ANLAŞMALI BOŞANMA DAVASI NASIL AÇILIR?
Anlaşmalı boşanma davası, eşlerin evlilik birliğinin temelinden sarsıldığı ve ortak hayatın çekilmez hale geldiği konusunda mutabık kalmaları durumunda açılabilen bir boşanma türüdür. Türk Medeni Kanunu’nun 166/3. maddesi anlaşmalı boşanmayı düzenlemekte ve taraflara evliliklerini hızlı, pratik ve daha az yıpratıcı bir şekilde sonlandırma imkânı tanımaktadır.
Bu dava türünde tarafların, boşanmanın mali sonuçları (nafaka, tazminat, mal paylaşımı) ve çocukların geleceği (velayet, iştirak nafakası, kişisel ilişki) gibi konularda protokol imzalayarak anlaşmaya varmaları zorunludur. Ayrıca eşlerin duruşmaya bizzat katılması ve iradelerini serbestçe açıkladıklarının hakim tarafından tespit edilmesi gerekir.
Anlaşmalı Boşanma Nedir?
Anlaşmalı boşanma, kanunda öngörülen genel boşanma sebepleri arasında yer almaktadır. Türk Medeni Kanunu’nun 166/3. maddesi uyarınca, evlilik birliği en az bir yıl sürmüşse, eşlerin birlikte başvurması veya bir eşin açtığı boşanma davasını diğerinin kabul etmesi halinde evlilik birliği temelinden sarsılmış kabul edilir.

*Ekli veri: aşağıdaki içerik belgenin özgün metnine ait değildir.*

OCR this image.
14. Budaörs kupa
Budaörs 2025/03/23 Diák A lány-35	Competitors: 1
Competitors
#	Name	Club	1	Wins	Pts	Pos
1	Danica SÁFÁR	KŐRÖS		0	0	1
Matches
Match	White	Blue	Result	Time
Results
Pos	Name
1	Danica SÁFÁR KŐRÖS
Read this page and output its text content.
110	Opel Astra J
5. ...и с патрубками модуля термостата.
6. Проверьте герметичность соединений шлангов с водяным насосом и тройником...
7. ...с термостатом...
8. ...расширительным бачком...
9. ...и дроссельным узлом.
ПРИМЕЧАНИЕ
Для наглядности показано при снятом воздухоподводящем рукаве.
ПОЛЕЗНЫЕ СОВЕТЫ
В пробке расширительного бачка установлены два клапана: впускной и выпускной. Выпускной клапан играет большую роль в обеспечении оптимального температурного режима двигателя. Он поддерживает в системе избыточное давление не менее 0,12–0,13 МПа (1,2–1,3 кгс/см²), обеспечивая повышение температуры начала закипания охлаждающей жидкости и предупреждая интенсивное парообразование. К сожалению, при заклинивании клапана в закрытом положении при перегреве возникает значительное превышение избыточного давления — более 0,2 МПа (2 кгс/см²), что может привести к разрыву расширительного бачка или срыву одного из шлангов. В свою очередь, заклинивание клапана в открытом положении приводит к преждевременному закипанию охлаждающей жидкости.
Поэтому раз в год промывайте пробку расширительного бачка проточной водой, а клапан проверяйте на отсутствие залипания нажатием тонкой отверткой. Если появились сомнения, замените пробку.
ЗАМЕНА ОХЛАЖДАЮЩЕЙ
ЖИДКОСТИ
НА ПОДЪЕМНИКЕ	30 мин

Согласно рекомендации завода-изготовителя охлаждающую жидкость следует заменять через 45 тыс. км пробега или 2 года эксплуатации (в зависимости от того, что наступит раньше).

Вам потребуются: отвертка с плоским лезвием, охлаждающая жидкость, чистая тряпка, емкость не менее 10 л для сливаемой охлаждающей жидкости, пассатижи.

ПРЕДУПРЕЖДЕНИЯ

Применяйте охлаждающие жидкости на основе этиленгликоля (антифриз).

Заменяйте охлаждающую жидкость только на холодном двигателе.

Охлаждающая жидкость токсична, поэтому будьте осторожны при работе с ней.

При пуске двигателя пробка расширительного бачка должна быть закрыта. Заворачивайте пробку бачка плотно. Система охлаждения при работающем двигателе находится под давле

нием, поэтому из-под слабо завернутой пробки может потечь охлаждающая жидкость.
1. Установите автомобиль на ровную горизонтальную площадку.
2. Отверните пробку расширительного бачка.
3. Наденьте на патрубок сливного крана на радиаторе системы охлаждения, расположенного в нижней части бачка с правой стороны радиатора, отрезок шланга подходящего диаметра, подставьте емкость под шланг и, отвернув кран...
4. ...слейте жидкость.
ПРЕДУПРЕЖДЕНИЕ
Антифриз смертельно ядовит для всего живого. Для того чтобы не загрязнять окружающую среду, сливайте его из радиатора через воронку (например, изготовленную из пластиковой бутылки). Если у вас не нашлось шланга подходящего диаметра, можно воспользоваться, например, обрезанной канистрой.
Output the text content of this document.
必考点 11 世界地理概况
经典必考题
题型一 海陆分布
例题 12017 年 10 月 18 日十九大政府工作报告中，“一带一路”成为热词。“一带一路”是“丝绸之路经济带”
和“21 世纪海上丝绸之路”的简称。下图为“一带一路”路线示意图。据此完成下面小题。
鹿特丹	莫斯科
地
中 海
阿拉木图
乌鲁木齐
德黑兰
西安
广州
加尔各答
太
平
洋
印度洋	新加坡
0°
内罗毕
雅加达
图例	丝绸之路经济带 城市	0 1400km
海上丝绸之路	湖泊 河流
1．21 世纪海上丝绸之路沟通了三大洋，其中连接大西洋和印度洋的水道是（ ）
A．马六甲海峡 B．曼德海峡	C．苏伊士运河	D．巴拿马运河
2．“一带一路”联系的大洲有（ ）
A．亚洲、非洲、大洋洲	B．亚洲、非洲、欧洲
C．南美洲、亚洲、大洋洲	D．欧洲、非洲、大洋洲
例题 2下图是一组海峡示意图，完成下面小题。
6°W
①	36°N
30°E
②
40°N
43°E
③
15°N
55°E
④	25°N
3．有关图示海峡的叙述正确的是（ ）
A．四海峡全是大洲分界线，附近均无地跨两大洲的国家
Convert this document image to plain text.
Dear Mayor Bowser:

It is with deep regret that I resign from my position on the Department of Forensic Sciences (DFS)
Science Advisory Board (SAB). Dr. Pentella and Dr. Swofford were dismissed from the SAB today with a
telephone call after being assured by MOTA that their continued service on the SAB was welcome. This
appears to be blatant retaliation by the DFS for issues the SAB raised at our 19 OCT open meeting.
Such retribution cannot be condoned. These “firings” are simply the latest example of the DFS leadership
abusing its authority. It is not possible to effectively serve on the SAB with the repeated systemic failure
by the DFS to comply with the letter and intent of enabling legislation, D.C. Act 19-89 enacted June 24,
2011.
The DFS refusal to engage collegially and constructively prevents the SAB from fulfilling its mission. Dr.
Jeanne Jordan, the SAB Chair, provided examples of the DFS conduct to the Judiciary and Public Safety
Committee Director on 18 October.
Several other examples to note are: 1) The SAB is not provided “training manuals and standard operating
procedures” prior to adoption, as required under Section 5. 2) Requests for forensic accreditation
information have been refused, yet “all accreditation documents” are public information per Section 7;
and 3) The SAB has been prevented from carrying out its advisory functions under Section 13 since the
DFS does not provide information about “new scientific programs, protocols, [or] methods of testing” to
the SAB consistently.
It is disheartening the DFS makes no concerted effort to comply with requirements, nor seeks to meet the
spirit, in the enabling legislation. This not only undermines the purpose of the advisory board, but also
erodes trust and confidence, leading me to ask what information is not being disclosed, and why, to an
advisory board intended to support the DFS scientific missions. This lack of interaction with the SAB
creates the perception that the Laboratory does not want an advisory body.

Bu durumda, hâkimin tarafları duruşmada bizzat dinlemesi, tarafların iradelerini serbestçe açıkladıklarına kanaat getirmesi ve ayrıca boşanmanın mali sonuçları ile çocukların geleceğine ilişkin düzenlemelerin uygun bulunması gerekir. Hakim, tarafların ve çocukların menfaatlerini göz önünde bulundurarak gerekli gördüğü değişiklikleri yapabilir. Eğer taraflar bu değişiklikleri de kabul ederlerse, boşanmaya karar verilir.
Dolayısıyla, anlaşmalı boşanma, eşlerin karşılıklı mutabakatı ile evlilik birliğini sona erdirdikleri ve mahkemenin onayıyla hukuki geçerlilik kazanan bir boşanma yoludur.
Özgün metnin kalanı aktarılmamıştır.